En outre, le liknos, ou tamis anciennement utilisé pour vanner le blé, était fait en saule. C’était à bord de tels grands tamis, ou cribles, que les sorcières du nord Berwick allaient sur la mer au cours de leurs sabbats, à ce qu’elles confessèrent au roi Jacques 1er. Une célèbre peinture grecque de Polygnote, à Delphes, représente Orphée recevant le don de l’éloquence mystique en touchant des saules dans un bosquet appartenant à Perséphone ; il convient d’y rattacher l’injonction du Chant des Arbres de la Forêt : « Ne brûlez pas le saule, arbre sacré pour les poètes ».
Le mois s’étend du 15 avril au 12 mai et le 1er mai, célèbre pour ses ébats orgiaques et sa rosée magique, tombe au milieu. Il est possible que le fait de porter des branches de marceau (espèce de saule) le dimanche des Rameaux, fête variable tombant le plus souvent au début d’avril, soit une coutume qui concerne en réalité le début du mois du saule.
* Les Athéniens, pourtant, célébraient la fête de Cronos au début de juillet, pendant le mois de Cronion ou Hécatombéïon (« Cent Têtes ») appelé aussi à l’origine Nékusion (« le Mois du Cadavre ») par les Crétois et Hyacinthion par les Siciliens pour rappeler Hyacinthe, le double de Cronos.
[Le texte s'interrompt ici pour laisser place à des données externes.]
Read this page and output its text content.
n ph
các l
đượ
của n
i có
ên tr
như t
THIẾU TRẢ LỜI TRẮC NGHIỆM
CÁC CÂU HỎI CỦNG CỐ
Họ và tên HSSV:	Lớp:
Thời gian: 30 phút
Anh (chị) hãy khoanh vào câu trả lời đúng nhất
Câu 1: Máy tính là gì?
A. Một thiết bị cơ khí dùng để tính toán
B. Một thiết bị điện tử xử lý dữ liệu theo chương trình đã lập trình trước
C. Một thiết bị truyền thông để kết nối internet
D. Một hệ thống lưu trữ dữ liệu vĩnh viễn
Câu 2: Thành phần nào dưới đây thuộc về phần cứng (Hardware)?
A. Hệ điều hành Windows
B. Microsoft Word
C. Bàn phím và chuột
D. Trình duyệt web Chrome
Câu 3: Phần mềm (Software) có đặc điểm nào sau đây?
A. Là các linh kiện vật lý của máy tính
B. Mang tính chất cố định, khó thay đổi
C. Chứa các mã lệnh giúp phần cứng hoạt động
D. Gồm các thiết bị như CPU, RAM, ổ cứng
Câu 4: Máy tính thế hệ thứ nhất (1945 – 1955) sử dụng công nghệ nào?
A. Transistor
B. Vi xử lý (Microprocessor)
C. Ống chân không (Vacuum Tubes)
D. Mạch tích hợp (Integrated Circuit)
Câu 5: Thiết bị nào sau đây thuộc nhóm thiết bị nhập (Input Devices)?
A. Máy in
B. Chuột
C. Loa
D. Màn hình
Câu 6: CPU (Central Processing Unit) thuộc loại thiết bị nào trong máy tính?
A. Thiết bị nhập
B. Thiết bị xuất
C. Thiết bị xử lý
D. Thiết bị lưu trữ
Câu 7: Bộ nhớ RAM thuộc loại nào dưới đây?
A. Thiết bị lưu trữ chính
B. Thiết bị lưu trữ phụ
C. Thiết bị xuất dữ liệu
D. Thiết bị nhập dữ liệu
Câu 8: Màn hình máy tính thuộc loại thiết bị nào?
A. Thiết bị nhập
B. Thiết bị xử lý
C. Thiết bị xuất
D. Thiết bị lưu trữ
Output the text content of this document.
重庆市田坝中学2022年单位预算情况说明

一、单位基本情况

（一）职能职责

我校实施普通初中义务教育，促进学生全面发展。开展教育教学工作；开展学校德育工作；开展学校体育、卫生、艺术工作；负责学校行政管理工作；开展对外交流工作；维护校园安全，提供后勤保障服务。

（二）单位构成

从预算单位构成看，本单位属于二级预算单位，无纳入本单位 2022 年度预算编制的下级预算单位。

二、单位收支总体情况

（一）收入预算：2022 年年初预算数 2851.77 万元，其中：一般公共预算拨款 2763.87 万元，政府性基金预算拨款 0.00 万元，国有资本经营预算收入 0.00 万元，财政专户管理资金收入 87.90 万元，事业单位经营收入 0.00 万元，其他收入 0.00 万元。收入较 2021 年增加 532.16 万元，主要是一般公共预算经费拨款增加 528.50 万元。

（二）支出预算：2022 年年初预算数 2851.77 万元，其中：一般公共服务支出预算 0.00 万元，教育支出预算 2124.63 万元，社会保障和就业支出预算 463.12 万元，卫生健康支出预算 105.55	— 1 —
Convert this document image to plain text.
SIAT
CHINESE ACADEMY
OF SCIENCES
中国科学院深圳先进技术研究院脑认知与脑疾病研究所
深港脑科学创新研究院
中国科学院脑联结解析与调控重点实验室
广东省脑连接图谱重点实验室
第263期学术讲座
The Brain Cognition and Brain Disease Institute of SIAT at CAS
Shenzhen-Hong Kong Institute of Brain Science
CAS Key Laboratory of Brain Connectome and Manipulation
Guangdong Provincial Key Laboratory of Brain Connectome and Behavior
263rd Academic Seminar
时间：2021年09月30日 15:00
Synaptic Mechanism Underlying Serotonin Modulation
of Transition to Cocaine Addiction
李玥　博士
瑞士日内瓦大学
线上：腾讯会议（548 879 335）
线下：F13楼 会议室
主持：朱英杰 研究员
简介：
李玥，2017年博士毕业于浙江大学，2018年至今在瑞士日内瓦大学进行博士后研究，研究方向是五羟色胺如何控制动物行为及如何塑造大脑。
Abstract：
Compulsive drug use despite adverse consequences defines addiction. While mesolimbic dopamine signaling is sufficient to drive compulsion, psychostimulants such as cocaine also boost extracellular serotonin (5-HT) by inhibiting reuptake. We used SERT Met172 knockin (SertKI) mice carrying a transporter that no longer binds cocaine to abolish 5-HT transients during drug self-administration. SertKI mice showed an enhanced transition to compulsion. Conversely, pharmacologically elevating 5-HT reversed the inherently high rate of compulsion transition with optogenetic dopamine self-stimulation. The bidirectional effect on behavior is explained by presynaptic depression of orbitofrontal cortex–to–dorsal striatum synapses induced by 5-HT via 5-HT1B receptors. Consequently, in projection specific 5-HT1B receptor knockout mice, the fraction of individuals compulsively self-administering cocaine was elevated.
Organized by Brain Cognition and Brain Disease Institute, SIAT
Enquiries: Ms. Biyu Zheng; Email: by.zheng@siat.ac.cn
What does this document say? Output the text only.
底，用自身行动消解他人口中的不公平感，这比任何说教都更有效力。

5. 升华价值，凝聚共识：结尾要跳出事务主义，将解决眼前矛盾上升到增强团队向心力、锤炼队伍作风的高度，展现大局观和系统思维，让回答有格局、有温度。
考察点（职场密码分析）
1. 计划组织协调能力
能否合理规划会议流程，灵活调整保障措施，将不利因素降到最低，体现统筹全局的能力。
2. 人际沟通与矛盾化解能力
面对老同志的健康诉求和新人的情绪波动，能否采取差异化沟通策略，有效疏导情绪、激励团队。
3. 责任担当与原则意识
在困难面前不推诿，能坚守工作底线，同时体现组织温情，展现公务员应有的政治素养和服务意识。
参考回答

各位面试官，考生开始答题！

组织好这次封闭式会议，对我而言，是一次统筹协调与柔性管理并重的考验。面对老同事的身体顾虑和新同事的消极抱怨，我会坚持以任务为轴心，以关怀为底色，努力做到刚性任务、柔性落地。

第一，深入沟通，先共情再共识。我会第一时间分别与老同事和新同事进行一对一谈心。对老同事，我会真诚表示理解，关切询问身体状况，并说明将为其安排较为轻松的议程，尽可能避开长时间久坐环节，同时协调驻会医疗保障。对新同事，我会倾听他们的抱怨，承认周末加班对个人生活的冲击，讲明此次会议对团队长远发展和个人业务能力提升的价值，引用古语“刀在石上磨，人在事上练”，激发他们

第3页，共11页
La récolte de l’orge tombe en juillet, si bien qu’à Athènes, Cronos devenait Sabazios, « Jean-grain d’orge », le premier à apparaître au-dessus du sol à l’Équinoxe de printemps ; on célébrait joyeusement sa multiple mort à la fête des moissons. Il avait longtemps perdu ses relations avec l’aune bien qu’il partageât encore un temple à Athènes avec Rhèa, la Reine de l’Année gardée par un lion, qui était son épouse de la Saint-jean et a qui le chêne était consacré en Grèce.
* On surnommait Dionysos Iyncgies, « du torcol », parce que l’oiseau jouait un rôle dans un ancien charme érotique. Callimaque, le poète du IIIème siècle avant notre ère, dit que le torcol avait servi de messager à Io pour attirer Zeus dans ses bras, et son contemporain Nicandre de Collophon rapporte que neuf filles de Piérie qui rivalisaient avec les Muses furent transformées en oiseaux dont l‘un était le torcol, ce qui signifie que le torcol était consacré à la Déesse-Lune originelle du mont Piérie dans le nord de la Thessalie (voir chapitre XXI). Il était également sacré en Égypte et en Assyrie.